It is clear that the President's healthcare reform policy is in trouble. Despite Speaker Pelosi's bold assertions, it's stuck on the Hill, and the President's popularity is sinking faster than the Washington Nationals.
The Washington Post has some clues about why this is so.
PRESIDENT OBAMA sometimes presents health-care reform as a pain-free proposition, as simple as choosing the red pill over the blue -- one that's no more effective but costs twice as much… This all-gain-no-pain stance may be politically advisable; people are increasingly edgy about how reform will affect their own health care… But Mr. Obama's soothing bedside manner masks the reality that getting health costs under control will require making difficult choices about what procedures and medications to cover.
In other words, the President isn't being candid, and pretty much everyone knows it; and what he is not being candid about is worrisome.
My favorite economist, Robert Samuelson, does something in his current column that I have seen no one else do: he explains why extending health insurance coverage to the uninsured will cost so much. That may seem obvious, but it isn't. We hear a lot about how many people are uninsured, but not about how many people are not getting adequate healthcare, or how inadequate it is for how many people. If tales of people denied basic healthcare because of a lack of coverage were available, they would be all over the news.
The health care conundrum involves a contradiction that the administration steadfastly obscures: In the short run -- meaning four to eight years -- government cannot both insure the uninsured and rein in health spending. Here's why. The notion that the uninsured get little or no care is a myth: They now receive about 50 percent to 70 percent of the health care of the insured. If they become insured, their health care would rise toward 100 percent; that would increase both government and private health spending, depending on how the insurance is provided.
So the healthcare legislation would extend more treatments to more people. Whatever the costs, at least the aim looks worthy. But critics of the current system (the President above all) incessantly complain that it costs too much money, and that Americans don't get better healthcare for that money.

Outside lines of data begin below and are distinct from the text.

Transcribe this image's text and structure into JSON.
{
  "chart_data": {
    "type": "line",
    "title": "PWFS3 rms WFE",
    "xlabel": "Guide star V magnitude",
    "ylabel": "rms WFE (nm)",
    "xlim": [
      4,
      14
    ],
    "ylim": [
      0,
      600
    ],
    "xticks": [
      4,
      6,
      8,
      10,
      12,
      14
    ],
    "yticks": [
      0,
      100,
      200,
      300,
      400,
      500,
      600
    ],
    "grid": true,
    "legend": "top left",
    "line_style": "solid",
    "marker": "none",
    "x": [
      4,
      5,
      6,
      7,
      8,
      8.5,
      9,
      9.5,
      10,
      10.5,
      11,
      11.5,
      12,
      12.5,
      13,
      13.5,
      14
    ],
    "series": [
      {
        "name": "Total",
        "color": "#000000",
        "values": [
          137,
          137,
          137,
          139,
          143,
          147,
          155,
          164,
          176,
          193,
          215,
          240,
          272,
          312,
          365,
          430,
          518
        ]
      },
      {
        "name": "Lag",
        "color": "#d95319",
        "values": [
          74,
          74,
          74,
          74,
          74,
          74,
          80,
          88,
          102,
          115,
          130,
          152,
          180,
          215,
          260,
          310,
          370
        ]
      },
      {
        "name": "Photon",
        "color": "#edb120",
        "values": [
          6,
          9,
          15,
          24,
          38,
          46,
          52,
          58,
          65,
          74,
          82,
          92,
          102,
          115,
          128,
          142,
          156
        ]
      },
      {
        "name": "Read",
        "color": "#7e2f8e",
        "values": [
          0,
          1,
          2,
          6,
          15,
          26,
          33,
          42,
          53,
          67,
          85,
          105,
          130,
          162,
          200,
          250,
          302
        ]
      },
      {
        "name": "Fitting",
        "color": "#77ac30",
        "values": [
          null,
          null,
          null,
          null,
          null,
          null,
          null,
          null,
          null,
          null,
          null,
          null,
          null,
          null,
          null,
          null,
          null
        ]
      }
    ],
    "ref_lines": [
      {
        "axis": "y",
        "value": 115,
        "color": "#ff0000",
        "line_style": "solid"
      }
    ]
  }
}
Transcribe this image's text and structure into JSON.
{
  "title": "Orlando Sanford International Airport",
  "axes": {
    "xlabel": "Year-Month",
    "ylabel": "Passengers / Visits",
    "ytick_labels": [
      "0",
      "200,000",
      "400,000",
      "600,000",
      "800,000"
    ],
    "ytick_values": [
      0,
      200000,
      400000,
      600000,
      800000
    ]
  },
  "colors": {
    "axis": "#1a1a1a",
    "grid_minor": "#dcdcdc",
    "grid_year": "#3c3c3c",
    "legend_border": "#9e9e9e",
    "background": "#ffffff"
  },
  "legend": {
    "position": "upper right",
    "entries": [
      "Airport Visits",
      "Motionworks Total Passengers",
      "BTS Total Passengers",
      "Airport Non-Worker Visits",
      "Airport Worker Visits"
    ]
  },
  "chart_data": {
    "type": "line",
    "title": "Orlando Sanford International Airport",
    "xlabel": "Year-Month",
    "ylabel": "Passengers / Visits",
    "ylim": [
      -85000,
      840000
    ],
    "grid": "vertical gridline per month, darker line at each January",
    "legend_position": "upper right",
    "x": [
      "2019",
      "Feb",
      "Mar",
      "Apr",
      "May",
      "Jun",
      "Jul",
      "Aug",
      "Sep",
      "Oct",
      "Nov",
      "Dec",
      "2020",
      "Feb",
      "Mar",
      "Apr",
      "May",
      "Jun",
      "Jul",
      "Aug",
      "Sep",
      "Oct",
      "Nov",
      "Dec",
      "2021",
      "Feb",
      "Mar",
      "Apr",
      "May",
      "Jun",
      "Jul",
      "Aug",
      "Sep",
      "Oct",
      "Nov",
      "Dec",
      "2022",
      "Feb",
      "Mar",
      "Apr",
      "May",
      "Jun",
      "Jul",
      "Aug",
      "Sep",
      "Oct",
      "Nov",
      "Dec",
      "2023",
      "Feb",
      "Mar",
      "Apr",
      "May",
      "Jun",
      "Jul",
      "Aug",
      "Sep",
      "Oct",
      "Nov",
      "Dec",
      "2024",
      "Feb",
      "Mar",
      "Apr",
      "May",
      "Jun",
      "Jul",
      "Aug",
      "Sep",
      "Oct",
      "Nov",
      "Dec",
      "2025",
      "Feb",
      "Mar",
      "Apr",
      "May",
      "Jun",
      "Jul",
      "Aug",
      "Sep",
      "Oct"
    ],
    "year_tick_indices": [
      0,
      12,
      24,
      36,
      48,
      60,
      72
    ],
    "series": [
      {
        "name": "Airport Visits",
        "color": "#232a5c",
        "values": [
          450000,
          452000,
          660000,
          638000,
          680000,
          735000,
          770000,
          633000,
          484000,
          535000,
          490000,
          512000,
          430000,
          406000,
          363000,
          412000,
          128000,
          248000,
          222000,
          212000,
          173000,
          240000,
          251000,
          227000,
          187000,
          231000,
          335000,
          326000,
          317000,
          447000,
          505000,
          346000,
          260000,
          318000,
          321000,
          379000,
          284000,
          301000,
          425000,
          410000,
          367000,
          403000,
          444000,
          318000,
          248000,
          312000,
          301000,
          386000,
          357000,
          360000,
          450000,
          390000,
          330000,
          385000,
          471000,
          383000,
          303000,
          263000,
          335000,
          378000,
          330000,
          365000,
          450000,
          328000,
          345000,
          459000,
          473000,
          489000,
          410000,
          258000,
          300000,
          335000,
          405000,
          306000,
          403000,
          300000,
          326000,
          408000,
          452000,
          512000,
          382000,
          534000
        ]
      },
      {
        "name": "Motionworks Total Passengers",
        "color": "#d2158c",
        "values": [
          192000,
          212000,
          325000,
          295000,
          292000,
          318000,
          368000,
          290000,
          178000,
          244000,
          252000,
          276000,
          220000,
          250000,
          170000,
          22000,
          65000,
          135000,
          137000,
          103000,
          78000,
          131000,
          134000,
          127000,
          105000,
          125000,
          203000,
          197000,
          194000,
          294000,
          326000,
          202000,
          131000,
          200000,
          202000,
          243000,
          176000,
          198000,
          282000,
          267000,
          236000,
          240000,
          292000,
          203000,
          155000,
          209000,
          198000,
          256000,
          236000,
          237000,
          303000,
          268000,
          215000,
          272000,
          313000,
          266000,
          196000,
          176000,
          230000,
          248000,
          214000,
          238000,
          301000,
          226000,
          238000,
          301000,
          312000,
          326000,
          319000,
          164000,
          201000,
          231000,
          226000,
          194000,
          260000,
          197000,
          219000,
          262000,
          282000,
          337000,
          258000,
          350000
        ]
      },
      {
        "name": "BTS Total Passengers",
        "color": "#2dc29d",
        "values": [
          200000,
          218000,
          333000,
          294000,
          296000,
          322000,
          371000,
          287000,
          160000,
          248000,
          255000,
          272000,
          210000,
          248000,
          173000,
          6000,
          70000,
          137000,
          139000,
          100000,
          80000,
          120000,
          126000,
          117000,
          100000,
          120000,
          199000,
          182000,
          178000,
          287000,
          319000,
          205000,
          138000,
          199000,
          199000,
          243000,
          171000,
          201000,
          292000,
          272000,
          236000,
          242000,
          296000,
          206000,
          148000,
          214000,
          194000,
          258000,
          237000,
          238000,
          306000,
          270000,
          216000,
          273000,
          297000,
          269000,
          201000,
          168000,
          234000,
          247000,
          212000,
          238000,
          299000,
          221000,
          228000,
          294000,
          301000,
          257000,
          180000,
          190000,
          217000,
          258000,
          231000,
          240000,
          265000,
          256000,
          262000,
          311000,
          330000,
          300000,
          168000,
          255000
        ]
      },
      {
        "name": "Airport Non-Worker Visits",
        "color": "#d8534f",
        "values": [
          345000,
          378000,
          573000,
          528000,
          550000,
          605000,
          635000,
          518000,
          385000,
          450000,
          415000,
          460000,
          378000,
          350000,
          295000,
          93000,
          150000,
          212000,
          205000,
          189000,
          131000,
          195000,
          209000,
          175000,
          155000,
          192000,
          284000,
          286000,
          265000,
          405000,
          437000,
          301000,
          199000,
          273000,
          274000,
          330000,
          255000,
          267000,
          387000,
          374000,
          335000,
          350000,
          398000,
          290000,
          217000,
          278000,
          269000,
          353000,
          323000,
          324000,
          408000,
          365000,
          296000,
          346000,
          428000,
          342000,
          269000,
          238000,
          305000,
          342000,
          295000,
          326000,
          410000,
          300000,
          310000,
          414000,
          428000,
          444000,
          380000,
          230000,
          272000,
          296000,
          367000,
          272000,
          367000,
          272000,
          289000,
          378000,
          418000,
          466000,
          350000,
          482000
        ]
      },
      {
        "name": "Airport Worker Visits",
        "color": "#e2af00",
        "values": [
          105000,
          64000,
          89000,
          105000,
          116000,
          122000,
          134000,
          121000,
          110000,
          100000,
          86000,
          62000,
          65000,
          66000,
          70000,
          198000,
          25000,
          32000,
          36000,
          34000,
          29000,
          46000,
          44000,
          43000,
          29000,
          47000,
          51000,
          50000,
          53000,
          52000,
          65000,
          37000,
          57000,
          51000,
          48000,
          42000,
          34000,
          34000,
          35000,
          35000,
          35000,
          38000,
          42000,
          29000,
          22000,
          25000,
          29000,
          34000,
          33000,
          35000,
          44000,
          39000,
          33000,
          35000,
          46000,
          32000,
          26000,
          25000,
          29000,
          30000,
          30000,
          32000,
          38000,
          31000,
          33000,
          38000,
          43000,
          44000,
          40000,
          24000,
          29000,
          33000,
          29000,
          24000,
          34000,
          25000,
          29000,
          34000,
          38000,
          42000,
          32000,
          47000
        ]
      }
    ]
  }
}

Well, maybe all those inefficiencies in the American system are to blame for the high costs. But is this in fact the case?
Not according to a front page piece in the Washington Post focuses on treatments for the leading cause of American deaths, heart disease. Here is a key passage:
Although inappropriate care, high administrative costs, inflated prices and fraud all add to the country's gigantic medical bill, the biggest driver of the upward curve of health spending has been the discovery of new and better things to do when someone gets sick.
Get that? The reason American healthcare costs have risen so fast are two: one is that we have a lot more old people. Another is that we coming up with new and more expensive medical technologies very fast. Of course the ones we have are always becoming cheaper. But it doesn't help. New high priced treatments are approved by the day.
The American system is more expensive than that of Europe because we have never learned how to say no. Cost control will require some of that. But the President, for good reason, doesn't want to talk about the real problem. Yet he can't make it go away. This is the root of his current difficulty.
I think cost controls is a necessity for the greater good of the system. This is something not being discussed by the President, and it is disingenuous. I haven't seen real talk about reforming the drug companies. Their affect on the current system is enormous. Drug companies are profiting at 5,000% on some of their drugs. ...that just stinks to high heaven.
Posted by: Gregg's Health Insurance News | Tuesday, July 28, 2009 at 12:50 AM
Well, it wouldn't be quite so expensive if Obama is listening to Ezekiel Emanuel and if the rumors about Emanuel's views on the elderly and disabled are true:
http://www.nypost.com/seven/07242009/postopinion/opedcolumnists/deadly_doctors_180941.htm
I'm not sure how reliable the New York Post is, but I'm sure its writers know their facts as well as Obama knew his in GatesGate.
Posted by: Miranda | Tuesday, July 28, 2009 at 01:01 AM
Are the older treatments and technologies actually getting cheaper or is the cost of procedures that have been around for decades getting cheaper? I'm not sure they are or that they aren't rising faster than worker earnings too. And Googling historic cost of medical procedures, etc gets me current costs but no comparisons.